AN UPROAR from top research universities over quality proposals has forced a climbdown by the Quality Assurance Agency and caused a new division within the Committee of Vice-Chancellors and Principals.
The QAA is preparing to overhaul its proposals for an army of registered external examiners to check new "threshold" standards, following criticism from Russell and '94 group university heads.
The proposals, out for consultation, have been revamped in a confidential document that concedes to objections raised in a submission from 30 Russell and '94 group representatives. John Randall, QAA chief executive, would not discuss the details but said the agency had taken on board points raised in a series of meetings.
Sir Stewart Sutherland, vice-chancellor of Edinburgh University, who led the attack on the proposals, said: "We are delighted to hear that the QAA is now in clear listening mode."
The move has wrongfooted the CVCP, which issued a position statement this week supporting the original proposals.
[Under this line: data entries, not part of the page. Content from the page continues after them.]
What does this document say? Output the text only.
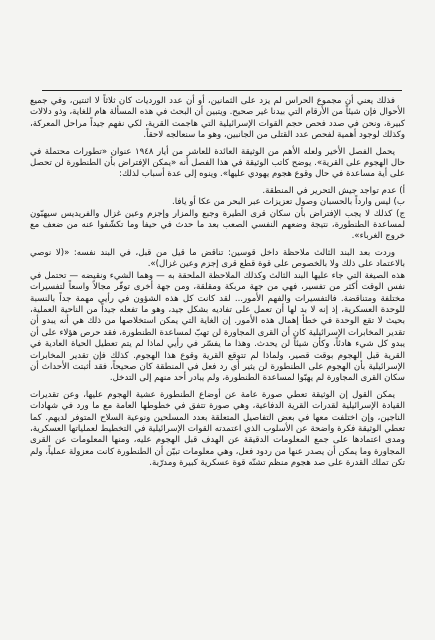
فذلك يعني أن مجموع الحراس لم يزد على الثمانين، أو أن عدد الورديات كان ثلاثاً لا اثنتين، وفي جميع الأحوال فإن شيئاً من الأرقام التي بيدنا غير صحيح. ويتبين أن البحث في هذه المسألة هام للغاية، وذو دلالات كبيرة، ونحن في صدد فحص حجم القوات الإسرائيلية التي هاجمت القرية، لكي نفهم جيداً مراحل المعركة، وكذلك لوجود أهمية لفحص عدد القتلى من الجانبين، وهو ما سنعالجه لاحقاً.

يحمل الفصل الأخير ولعله الأهم من الوثيقة العائدة للعاشر من أيار ١٩٤٨ عنوان «تطورات محتملة في حال الهجوم على القرية». يوضح كاتب الوثيقة في هذا الفصل أنه «يمكن الإفتراض بأن الطنطورة لن تحصل على أية مساعدة في حال وقوع هجوم يهودي عليها». وينوه إلى عدة أسباب لذلك:

أ) عدم تواجد جيش التحرير في المنطقة.

ب) ليس وارداً بالحسبان وصول تعزيزات عبر البحر من عكا أو يافا.

ج) كذلك لا يجب الإفتراض بأن سكان قرى الطيرة وجبع والمزار وإجزم وعين غزال والفريديس سيهبّون لمساعدة الطنطورة، نتيجة وضعهم النفسي الصعب بعد ما حدث في حيفا وما تكشّفوا عنه من ضعف مع خروج الغرباء».

وردت بعد البند الثالث ملاحظة داخل قوسين: تناقض ما قيل من قبل، في البند نفسه: «(لا نوصي بالاعتماد على ذلك ولا بالخصوص على قوة قطع قرى إجزم وعين غزال)».

هذه الصيغة التي جاء عليها البند الثالث وكذلك الملاحظة الملحقة به — وهما الشيء ونقيضه — تحتمل في نفس الوقت أكثر من تفسير، فهي من جهة مربكة ومقلقة، ومن جهة أخرى توفّر مجالاً واسعاً لتفسيرات مختلفة ومتناقضة. فالتفسيرات والفهم الأمور... لقد كانت كل هذه الشؤون في رأيي مهمة جداً بالنسبة للوحدة العسكرية، إذ إنه لا بد لها أن تعمل على تفاديه بشكل جيد، وهو ما تفعله جيداً من الناحية العملية، بحيث لا تقع الوحدة في خطأ إهمال هذه الأمور. إن الغاية التي يمكن استخلاصها من ذلك هي أنه يبدو أن تقدير المخابرات الإسرائيلية كان أن القرى المجاورة لن تهبّ لمساعدة الطنطورة، فقد حرص هؤلاء على أن يبدو كل شيء هادئاً، وكأن شيئاً لن يحدث. وهذا ما يفسّر في رأيي لماذا لم يتم تعطيل الحياة العادية في القرية قبل الهجوم بوقت قصير، ولماذا لم تتوقع القرية وقوع هذا الهجوم. كذلك فإن تقدير المخابرات الإسرائيلية بأن الهجوم على الطنطورة لن يثير أي رد فعل في المنطقة كان صحيحاً، فقد أثبتت الأحداث أن سكان القرى المجاورة لم يهبّوا لمساعدة الطنطورة، ولم يبادر أحد منهم إلى التدخل.

يمكن القول إن الوثيقة تعطي صورة عامة عن أوضاع الطنطورة عشية الهجوم عليها، وعن تقديرات القيادة الإسرائيلية لقدرات القرية الدفاعية، وهي صورة تتفق في خطوطها العامة مع ما ورد في شهادات الناجين، وإن اختلفت معها في بعض التفاصيل المتعلقة بعدد المسلحين ونوعية السلاح المتوفر لديهم. كما تعطي الوثيقة فكرة واضحة عن الأسلوب الذي اعتمدته القوات الإسرائيلية في التخطيط لعملياتها العسكرية، ومدى اعتمادها على جمع المعلومات الدقيقة عن الهدف قبل الهجوم عليه، ومنها المعلومات عن القرى المجاورة وما يمكن أن يصدر عنها من ردود فعل، وهي معلومات تبيّن أن الطنطورة كانت معزولة عملياً، ولم تكن تملك القدرة على صد هجوم منظم تشنّه قوة عسكرية كبيرة ومدرّبة.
Colin Bell, senior vice-principal of Edinburgh University and chairman of the group that produced the Russell and '94 group submission, said he believed the CVCP had been too ready to welcome the plans.
The QAA came under fire this week from David Triesman, general secretary of the Association of University Teachers, who told the AUT's summer council meeting in Worthing there was "mounting concern" that the QAA would seek a national curriculum.
"The QAA is to be run by people whose experience of teaching is either non-existent or should be exhibited on the Antiques Road Show," he said.